Redacción Angélica González

Después de una jornada agotadora llena de estrés, tareas pendientes o problemas imprevistos, muchas personas recurren a prácticas que les permitan relajarse y prepararse para una buena noche de descanso, por eso se preguntan ¿es mejor bañarse en la mañana o en la noche?

 

Entre estas rutinas, la ducha nocturna destaca como una de las más efectivas para reducir la ansiedad, mejorar la calidad del sueño y revitalizar el cuerpo para el día siguiente. Aunque no es una costumbre generalizada, diversas investigaciones científicas sugieren que ducharse antes de dormir tiene varios beneficios para la salud, tanto a nivel físico como mental.

 

¿Es bueno bañarse en la noche?


Numerosos estudios científicos han revelado que la ducha nocturna favorece un descanso más profundo y reparador. 

 

La psicóloga Jennifer L. Miller, especializada en comportamiento humano, señala que este hábito puede enviar una señal clara al cerebro: "Es hora de relajarse". El simple acto de sumergir el cuerpo en agua tibia o caliente, acompañado de movimientos suaves sobre la piel, induce al cuerpo a entrar en un estado de calma y tranquilidad, lo que facilita el proceso de desconexión y descanso.

 

Reducción del estrés y la ansiedad


Además de sus efectos relajantes, una ducha nocturna tiene beneficios a nivel físico. Durante el baño, el cuerpo se limpia de impurezas y toxinas que se acumulan en la piel a lo largo del día. Pero uno de los efectos más destacados de este hábito es la reducción de los niveles de cortisol, la conocida "hormona del estrés", que afecta a todos los órganos y tejidos del cuerpo.

 

Cuando los niveles de cortisol disminuyen, también lo hace la ansiedad, lo que facilita la transición hacia un estado de relajación.
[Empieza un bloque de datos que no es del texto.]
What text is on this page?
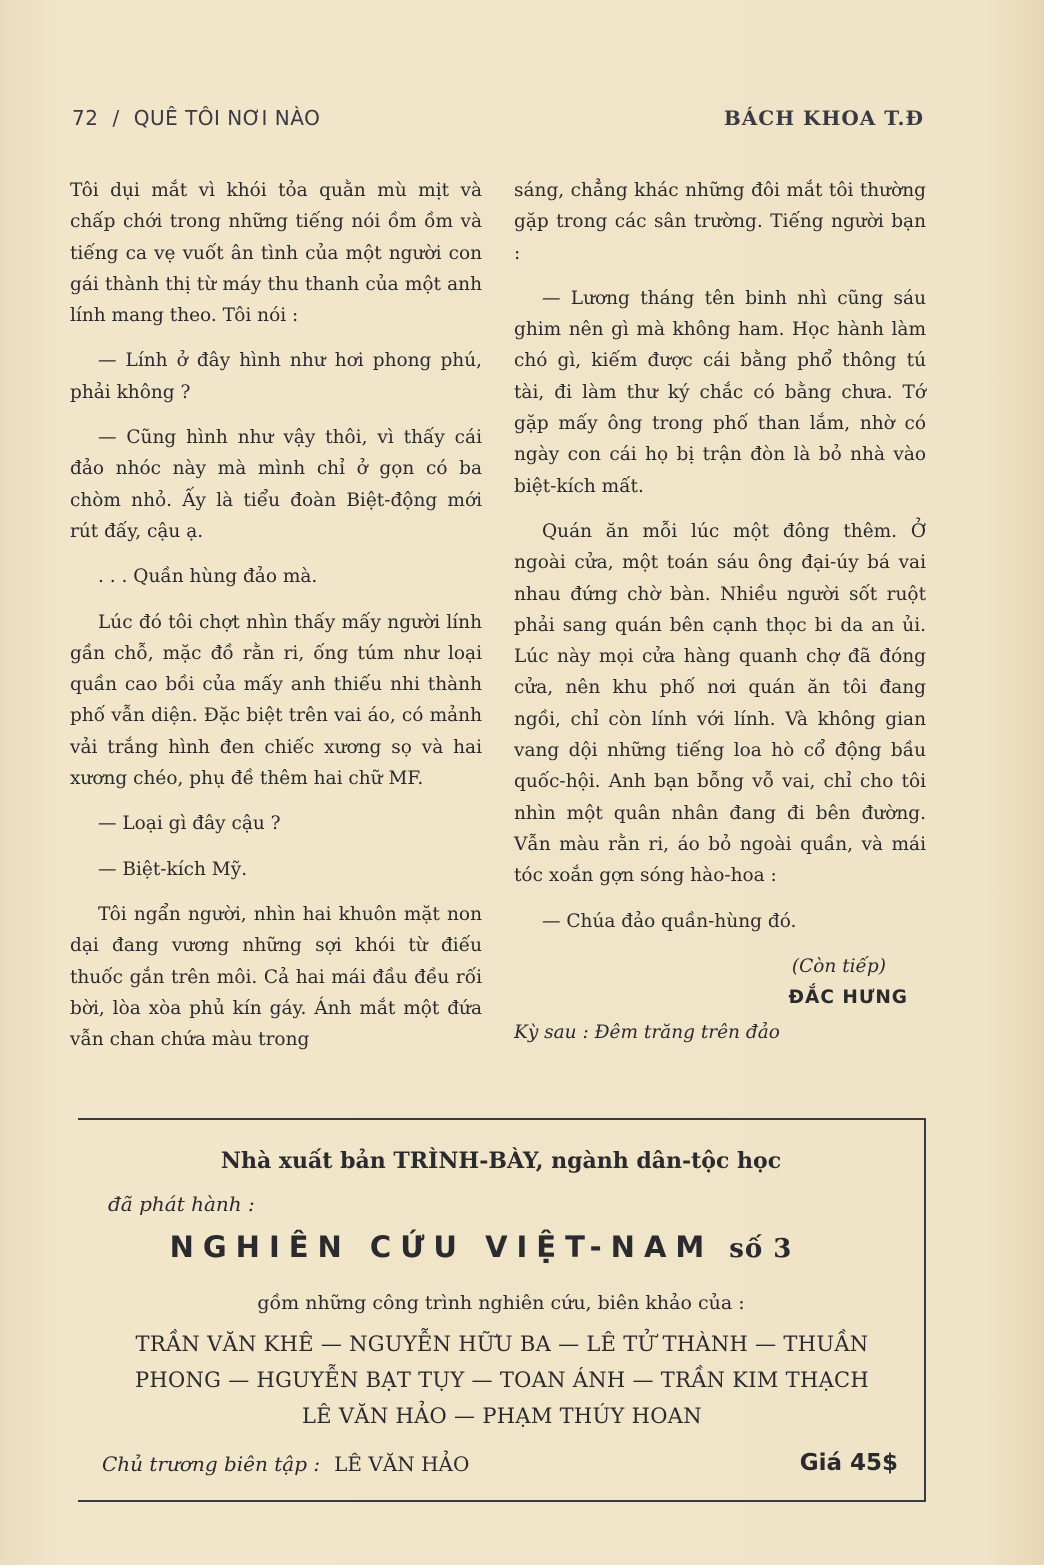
72 / QUÊ TÔI NƠI NÀO	BÁCH KHOA T.Đ

Tôi dụi mắt vì khói tỏa quằn mù mịt và chấp chới trong những tiếng nói ồm ồm và tiếng ca vẹ vuốt ân tình của một người con gái thành thị từ máy thu thanh của một anh lính mang theo. Tôi nói :

— Lính ở đây hình như hơi phong phú, phải không ?

— Cũng hình như vậy thôi, vì thấy cái đảo nhóc này mà mình chỉ ở gọn có ba chòm nhỏ. Ấy là tiểu đoàn Biệt-động mới rút đấy, cậu ạ.

. . . Quần hùng đảo mà.

Lúc đó tôi chợt nhìn thấy mấy người lính gần chỗ, mặc đồ rằn ri, ống túm như loại quần cao bồi của mấy anh thiếu nhi thành phố vẫn diện. Đặc biệt trên vai áo, có mảnh vải trắng hình đen chiếc xương sọ và hai xương chéo, phụ đề thêm hai chữ MF.

— Loại gì đây cậu ?

— Biệt-kích Mỹ.

Tôi ngẩn người, nhìn hai khuôn mặt non dại đang vương những sợi khói từ điếu thuốc gắn trên môi. Cả hai mái đầu đều rối bời, lòa xòa phủ kín gáy. Ánh mắt một đứa vẫn chan chứa màu trong

sáng, chẳng khác những đôi mắt tôi thường gặp trong các sân trường. Tiếng người bạn :

— Lương tháng tên binh nhì cũng sáu ghim nên gì mà không ham. Học hành làm chó gì, kiếm được cái bằng phổ thông tú tài, đi làm thư ký chắc có bằng chưa. Tớ gặp mấy ông trong phố than lắm, nhờ có ngày con cái họ bị trận đòn là bỏ nhà vào biệt-kích mất.

Quán ăn mỗi lúc một đông thêm. Ở ngoài cửa, một toán sáu ông đại-úy bá vai nhau đứng chờ bàn. Nhiều người sốt ruột phải sang quán bên cạnh thọc bi da an ủi. Lúc này mọi cửa hàng quanh chợ đã đóng cửa, nên khu phố nơi quán ăn tôi đang ngồi, chỉ còn lính với lính. Và không gian vang dội những tiếng loa hò cổ động bầu quốc-hội. Anh bạn bỗng vỗ vai, chỉ cho tôi nhìn một quân nhân đang đi bên đường. Vẫn màu rằn ri, áo bỏ ngoài quần, và mái tóc xoắn gợn sóng hào-hoa :

— Chúa đảo quần-hùng đó.

(Còn tiếp)

ĐẮC HƯNG

Kỳ sau : Đêm trăng trên đảo

Nhà xuất bản TRÌNH-BÀY, ngành dân-tộc học
đã phát hành :
NGHIÊN CỨU VIỆT-NAM số 3
gồm những công trình nghiên cứu, biên khảo của :
TRẦN VĂN KHÊ — NGUYỄN HỮU BA — LÊ TỬ THÀNH — THUẦN
PHONG — HGUYỄN BẠT TỤY — TOAN ÁNH — TRẦN KIM THẠCH
LÊ VĂN HẢO — PHẠM THÚY HOAN
Chủ trương biên tập : LÊ VĂN HẢO	Giá 45$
Esto convierte la ducha nocturna en una excelente herramienta para quienes tienen jornadas laborales largas o enfrentan situaciones estresantes, ayudando a calmar la mente y el cuerpo antes de dormir.

 

La ducha nocturna como solución para el insomnio


La especialista en psicología Sheryl R. K. Watts resalta que la temperatura del cuerpo desempeña un papel fundamental en el ciclo del sueño. El agua caliente o tibia actúa como un catalizador para la relajación, ya que, al salir de la ducha, la temperatura corporal comienza a descender gradualmente. 

 

Este enfriamiento natural envía señales al cerebro que indican que es hora de descansar. Como resultado, el organismo experimenta un proceso acelerado de somnolencia, lo que facilita que el cuerpo se relaje profundamente y se prepare para un sueño más reparador.

 

Para aquellos que sufren de insomnio o dificultades para conciliar el sueño, incorporar una ducha nocturna en su rutina puede ser la solución perfecta para crear un ambiente propicio para descansar mejor. El enfriamiento del cuerpo ayuda a sincronizar el reloj biológico y facilita el inicio de un sueño profundo y reparador.

 

Cuidado de la salud mental con una ducha nocturna


La salud mental es un aspecto esencial del bienestar humano, y la ducha nocturna puede ser una forma eficaz de cuidarla. Según la terapeuta y coach de bienestar Andrea H. Nichols, esta práctica es una excelente manera de incorporar el autocuidado en la rutina diaria. Al liberarse de las tensiones acumuladas a lo largo del día, las personas pueden lograr una sensación de paz y equilibrio.

 

Un baño relajante, acompañado de música tranquila o aromaterapia, puede generar un beneficio psicológico considerable, ayudando a liberar las tensiones emocionales y a cuidar de la salud mental. Este ritual de autocuidado no solo contribuye al bienestar general, sino que también puede fortalecer el sistema inmunológico y mejorar la capacidad de enfrentarse a los retos diarios.